As for inanimate object damage, holy shit. They got that down pack. Glass, plaster, wood, cars—they all get painted in bullets. The only problem I have here is that it all happens in the last 30 minutes of the film. Where was this shit during the rest of the movie? Trudging through the terrible screenplay would have been much more tolerable with an occasional action sequence.
[Chesticles and Testicles]
Olga Kurylenko takes off her shirt, but you don’t see her tits (something HITMAN actually did right). And there is some girl-on-girl kissing going on at the snitch’s party, but again this is a PG-13—so it’s all tame and forgettable.
[Epic Moment and Best One-Liner]
There isn’t much to pick from, so I have to go with the obvious final shoot-out. The DVD actually featured blood and Max gets in at least 1/87th of the kills from the game (around 12) and like I said above, it’s the only time I had fun watching this crap.

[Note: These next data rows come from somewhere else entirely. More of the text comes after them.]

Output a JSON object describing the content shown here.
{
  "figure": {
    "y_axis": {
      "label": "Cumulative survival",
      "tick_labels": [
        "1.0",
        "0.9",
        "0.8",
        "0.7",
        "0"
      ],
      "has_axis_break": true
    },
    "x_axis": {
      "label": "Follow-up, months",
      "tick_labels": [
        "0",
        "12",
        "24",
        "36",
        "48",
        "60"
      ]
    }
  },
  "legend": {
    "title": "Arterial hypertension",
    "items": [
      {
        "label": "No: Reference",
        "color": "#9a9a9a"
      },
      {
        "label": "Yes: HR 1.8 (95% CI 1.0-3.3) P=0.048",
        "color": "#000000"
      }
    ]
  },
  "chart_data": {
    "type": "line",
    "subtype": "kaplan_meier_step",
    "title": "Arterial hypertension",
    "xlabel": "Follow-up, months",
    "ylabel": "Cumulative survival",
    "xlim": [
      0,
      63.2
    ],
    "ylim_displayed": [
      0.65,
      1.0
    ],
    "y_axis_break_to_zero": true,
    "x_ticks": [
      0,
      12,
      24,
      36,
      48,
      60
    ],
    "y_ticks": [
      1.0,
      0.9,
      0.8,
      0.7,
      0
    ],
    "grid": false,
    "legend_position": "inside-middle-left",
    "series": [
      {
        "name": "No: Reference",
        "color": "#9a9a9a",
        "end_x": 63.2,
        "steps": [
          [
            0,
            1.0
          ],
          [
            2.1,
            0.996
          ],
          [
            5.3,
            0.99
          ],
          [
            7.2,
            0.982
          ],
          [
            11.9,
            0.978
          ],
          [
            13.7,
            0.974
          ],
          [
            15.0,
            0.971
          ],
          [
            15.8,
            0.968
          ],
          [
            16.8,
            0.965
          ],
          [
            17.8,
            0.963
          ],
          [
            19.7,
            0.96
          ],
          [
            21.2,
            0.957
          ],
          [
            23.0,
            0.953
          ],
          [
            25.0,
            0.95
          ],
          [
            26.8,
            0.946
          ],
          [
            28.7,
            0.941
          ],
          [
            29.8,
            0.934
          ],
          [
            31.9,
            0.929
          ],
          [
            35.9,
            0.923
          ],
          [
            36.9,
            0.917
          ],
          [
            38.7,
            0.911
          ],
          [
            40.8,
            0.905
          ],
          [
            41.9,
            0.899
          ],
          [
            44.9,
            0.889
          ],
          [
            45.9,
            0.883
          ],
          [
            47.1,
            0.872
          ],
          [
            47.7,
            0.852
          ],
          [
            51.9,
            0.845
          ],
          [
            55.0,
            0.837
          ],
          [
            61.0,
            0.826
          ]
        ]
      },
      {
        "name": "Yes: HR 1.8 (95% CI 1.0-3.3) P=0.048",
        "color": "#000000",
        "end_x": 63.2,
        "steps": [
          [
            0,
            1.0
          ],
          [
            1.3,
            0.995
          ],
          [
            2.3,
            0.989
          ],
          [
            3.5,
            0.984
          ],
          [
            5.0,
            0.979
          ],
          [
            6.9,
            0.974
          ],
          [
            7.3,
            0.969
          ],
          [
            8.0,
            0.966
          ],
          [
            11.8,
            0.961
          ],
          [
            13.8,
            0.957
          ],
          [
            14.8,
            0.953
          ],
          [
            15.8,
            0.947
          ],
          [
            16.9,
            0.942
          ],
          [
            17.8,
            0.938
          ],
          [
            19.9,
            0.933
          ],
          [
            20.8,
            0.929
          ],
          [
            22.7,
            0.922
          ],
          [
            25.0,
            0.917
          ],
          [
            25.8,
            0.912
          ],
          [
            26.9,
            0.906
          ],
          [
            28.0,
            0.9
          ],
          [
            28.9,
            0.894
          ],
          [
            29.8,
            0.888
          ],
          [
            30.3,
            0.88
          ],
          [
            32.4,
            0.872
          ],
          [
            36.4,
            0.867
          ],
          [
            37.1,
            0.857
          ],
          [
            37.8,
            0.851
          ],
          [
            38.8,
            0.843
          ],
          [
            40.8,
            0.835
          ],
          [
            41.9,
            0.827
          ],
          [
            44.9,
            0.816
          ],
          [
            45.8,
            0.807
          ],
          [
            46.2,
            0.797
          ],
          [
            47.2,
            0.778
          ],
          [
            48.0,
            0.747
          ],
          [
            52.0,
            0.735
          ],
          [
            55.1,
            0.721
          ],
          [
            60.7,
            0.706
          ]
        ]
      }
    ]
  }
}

Since there is literally NO quotable dialogue in the movie, I’m going to have to go with this:
[Da Whole Business]
Let me first say, like so many others have, that I was a fan of the first MP game (I never played Part II, because by that time, GTA III had arrived and I was lost in the mayhem.) After all the hype and craziness of THE MATRIX, it was super fun to finally be able to blast legions of mindless street scum and corporate mob goons in glorious slow-mo. I bring up THE MATRIX, because to me, at that time, John Woo was just that guy that made FACE/OFF. A bad ass flick, but it didn’t blow my mind like his earlier work did when I watched it years later. So, to me, THE MATRIX was the Fuckin’ Shit and for some dumb-ass reason, they didn’t make a game when the iron was hot. But then there was Max. Ah, Max. I spent a good amount of hours blasting the shit out of countless drones, somewhere in my mind pretending I was The One. But, I digress. This rant is not about the game, MAX PAYNE. It is about the appropriately titled flick of the same name. I say this, however un-cleverly, because the ‘film’ was an uphill battle in futility. (By the way, it lost—hardcore)
This movie was pure and simple dog-shit and only succeeded in giving me about 3 minutes of “That-Was-Cool” pleasure, less kills than what you perform in the opening 2 minutes of the game and a handful of unintentionally funny moments. Not good Hollywood—not good.